Extend Static Analyzer with Abstract Interpretation

Hi Team,

    I'm a research assistant in IIS, AS, Taiwan. Our lab is working on
topics in abstract interpretation,

and we are looking for a framework to implement and test our ideas. Then, I
noticed this project.

I've read the developer's manual on website, the slides in 2008, and the
discussion thread below.

http://lists.cs.uiuc.edu/pipermail/cfe-dev/2009-January/003996.html

Also I found this paper, "A Memory Model for Static Analysis of C Programs".

The Front-end and the memory model are quite attractive, so I want to build
our work based on them.

The website says the engine do symbolic execution. I think it can be
modified for abstract interpretation.

Hence, I need some advice on where should I hack to achieve followings.

(i) Apply another algorithm to traverse CFG for finding "fixed-point".

(ii) Specify "abstract domain" which to my knowledge is similar to symbolic
value and constraints.

(iii) Define state and transfer function based on the domain.

(iv) Other things I didn't consider, e.g. Someone has already done this for
me, and I should use his.

Thank you.

Hsieh, Chiao
bridge@iis.sinica.edu.tw

Hi Team,

I’m a research assistant in IIS, AS, Taiwan. Our lab is working on
topics in abstract interpretation,

and we are looking for a framework to implement and test our ideas. Then, I
noticed this project.

I’ve read the developer’s manual on website, the slides in 2008, and the
discussion thread below.

http://lists.cs.uiuc.edu/pipermail/cfe-dev/2009-January/003996.html

Also I found this paper, “A Memory Model for Static Analysis of C Programs”.

We’ve recently gave another talk on the static analyzer. See “Building a checker in 24 hours” at http://llvm.org/devmtg/2012-11/ The talk is targeted at someone writing a new check extension to the analyzer so it only has a very high level description of the internals; but I am sure you will find it useful.

The Front-end and the memory model are quite attractive, so I want to build
our work based on them.

The website says the engine do symbolic execution. I think it can be
modified for abstract interpretation.

Hence, I need some advice on where should I hack to achieve followings.

(i) Apply another algorithm to traverse CFG for finding “fixed-point”.

The ExprEngine/CoreEngine are responsible for walking the CFG. We unroll loops several times by default, but that is configurable. We stop when reaching the fixed point, by caching out on a previously seen state.

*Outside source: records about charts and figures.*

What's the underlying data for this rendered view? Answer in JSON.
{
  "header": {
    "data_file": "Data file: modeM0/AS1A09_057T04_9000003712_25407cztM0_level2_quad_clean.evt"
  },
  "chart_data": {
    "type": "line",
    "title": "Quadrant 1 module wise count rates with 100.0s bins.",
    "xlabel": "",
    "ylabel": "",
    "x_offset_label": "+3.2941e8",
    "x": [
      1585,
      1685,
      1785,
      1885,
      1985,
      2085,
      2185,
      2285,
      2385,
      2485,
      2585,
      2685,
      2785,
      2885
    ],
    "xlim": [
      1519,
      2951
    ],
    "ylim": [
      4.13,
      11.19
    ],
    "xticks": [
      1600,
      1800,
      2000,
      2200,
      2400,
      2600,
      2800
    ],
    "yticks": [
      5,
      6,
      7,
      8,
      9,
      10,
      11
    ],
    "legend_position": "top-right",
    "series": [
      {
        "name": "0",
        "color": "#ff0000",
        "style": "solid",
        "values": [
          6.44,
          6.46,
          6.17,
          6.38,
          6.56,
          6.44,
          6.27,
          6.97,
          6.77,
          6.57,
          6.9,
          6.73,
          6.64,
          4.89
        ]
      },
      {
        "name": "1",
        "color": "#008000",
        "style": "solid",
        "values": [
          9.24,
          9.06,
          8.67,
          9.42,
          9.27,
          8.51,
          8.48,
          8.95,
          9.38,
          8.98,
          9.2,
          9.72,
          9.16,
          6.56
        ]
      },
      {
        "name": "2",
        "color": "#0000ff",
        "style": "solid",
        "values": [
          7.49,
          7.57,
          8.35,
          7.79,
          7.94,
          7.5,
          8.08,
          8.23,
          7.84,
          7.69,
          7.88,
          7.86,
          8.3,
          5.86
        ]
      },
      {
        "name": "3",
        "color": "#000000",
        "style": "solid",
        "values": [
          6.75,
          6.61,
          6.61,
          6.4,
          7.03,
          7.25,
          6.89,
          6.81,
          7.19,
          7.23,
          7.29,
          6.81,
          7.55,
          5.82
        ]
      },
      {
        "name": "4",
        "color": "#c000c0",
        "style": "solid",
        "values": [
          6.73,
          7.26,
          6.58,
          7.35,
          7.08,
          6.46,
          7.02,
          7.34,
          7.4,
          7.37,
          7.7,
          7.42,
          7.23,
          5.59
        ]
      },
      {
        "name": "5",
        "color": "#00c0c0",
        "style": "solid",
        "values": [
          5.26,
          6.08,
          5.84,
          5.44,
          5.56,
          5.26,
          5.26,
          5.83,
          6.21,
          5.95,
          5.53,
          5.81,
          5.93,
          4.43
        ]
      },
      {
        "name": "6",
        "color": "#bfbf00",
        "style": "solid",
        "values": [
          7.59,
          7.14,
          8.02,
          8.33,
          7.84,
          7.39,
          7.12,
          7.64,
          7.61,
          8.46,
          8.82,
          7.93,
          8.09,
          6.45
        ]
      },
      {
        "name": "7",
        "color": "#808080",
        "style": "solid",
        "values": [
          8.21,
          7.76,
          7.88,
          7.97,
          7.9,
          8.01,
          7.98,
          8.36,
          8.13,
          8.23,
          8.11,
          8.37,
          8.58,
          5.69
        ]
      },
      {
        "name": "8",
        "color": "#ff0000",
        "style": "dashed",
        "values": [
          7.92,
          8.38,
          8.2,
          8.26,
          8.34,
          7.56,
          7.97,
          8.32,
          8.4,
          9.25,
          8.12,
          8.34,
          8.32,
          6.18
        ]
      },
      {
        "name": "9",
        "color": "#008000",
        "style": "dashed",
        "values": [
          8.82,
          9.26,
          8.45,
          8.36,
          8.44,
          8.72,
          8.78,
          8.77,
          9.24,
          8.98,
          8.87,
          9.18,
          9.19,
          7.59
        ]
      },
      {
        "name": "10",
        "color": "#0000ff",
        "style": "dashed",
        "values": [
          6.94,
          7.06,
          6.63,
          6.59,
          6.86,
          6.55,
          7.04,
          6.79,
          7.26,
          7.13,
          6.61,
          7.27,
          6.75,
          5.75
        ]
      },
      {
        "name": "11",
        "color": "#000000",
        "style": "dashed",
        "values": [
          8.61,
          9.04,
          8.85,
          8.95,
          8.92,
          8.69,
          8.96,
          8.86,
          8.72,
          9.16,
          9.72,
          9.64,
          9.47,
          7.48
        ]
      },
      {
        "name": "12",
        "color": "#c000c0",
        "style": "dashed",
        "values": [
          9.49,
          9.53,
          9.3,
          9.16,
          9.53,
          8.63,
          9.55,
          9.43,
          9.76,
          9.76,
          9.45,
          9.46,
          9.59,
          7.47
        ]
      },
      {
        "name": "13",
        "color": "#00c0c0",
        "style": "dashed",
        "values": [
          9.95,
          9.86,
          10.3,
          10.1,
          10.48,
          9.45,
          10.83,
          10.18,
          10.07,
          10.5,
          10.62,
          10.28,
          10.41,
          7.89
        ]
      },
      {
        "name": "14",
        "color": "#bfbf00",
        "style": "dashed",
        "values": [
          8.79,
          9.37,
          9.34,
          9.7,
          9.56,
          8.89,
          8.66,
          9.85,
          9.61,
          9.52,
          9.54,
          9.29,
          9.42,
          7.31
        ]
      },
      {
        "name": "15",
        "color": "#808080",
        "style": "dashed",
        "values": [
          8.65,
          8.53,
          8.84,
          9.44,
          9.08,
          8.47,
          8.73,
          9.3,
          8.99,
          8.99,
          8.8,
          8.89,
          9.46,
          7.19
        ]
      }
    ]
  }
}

Take a look at AnalysesConsumer.cpp, which initiates the traversal.

(ii) Specify “abstract domain” which to my knowledge is similar to symbolic
value and constraints.

ConstraintManager/SimpleConstraintManager/RangeConstraintManager is the module responsible for keeping track of constraints on the symbolic values. I would suggest taking a look at it to see if you could implement an abstract domain by replacing/creating your own the ConstraintManager. (It’s hard to say if that would be enough/relevant without the details about the abstract domain.)

(iii) Define state and transfer function based on the domain.

If you are only interested in domain specific transfer functions, you should be able to implement them by writing a “checker”. (See the talk, which I’ve referenced above.) That would be the least intrusive way of using/interacting with the analyzer. I’d recommend writing a checker to get a feeling of how the analyzer works as well.

While elements of the symbolic execution employ concepts from abstract interpretation, the analyzer engine itself does not do a fix point computation to compute the set of possible abstract states at a given program point. Building that kind of solver is completely doable, but a very different approach than the one we tool. If you are interested in just local analysis on a single CFG, the elements of the CFG can serve as program points, and a worklist algorithm can be used to do the fix point analysis. Of course you will need to define widening operations and the like, but that depends completely on the domain that you want to define.

Thanks a lot for the advice, Anna and Ted.

I must agree that the core concept of the Analyzer is quite different from
abstract interpretation,

I've disucssed with my professors, and we will check if our idea can be
modified to fit the Analyzer.

Hence, I would like to know if there are some documents describing
theoretical basis of the project.

Also I found some papers below in the mentioned thread, but I'm not sure if
they are outdated.

"Symbolic Path Simulation in PathSensitive Dataflow Analysis", and its
previous work

"ESP: Path-sensitive program verification in polynomial time"

Thanks again for the help.

Bridge

These papers are still relevant, although they there exact methodology is slightly different from what the analyzer does. The idea of path-sensitive dataflow analysis is a fairly generic one, and it can be tackled with different specific techniques, but they all boil down to trying to compute a set of reachable program states.

Another good paper is:

A System and Language for Building System-Specific, Static Analyses (Hallem et al)

and the more theoretical paper that talks about path-sensitive analysis as a graph reachability problem (not specific to finding bugs) is:

Precise interprocedural dataflow analysis via graph reachability (Reps et al)

There are tons of other papers in this area, and the analyzer is inspired by many of them.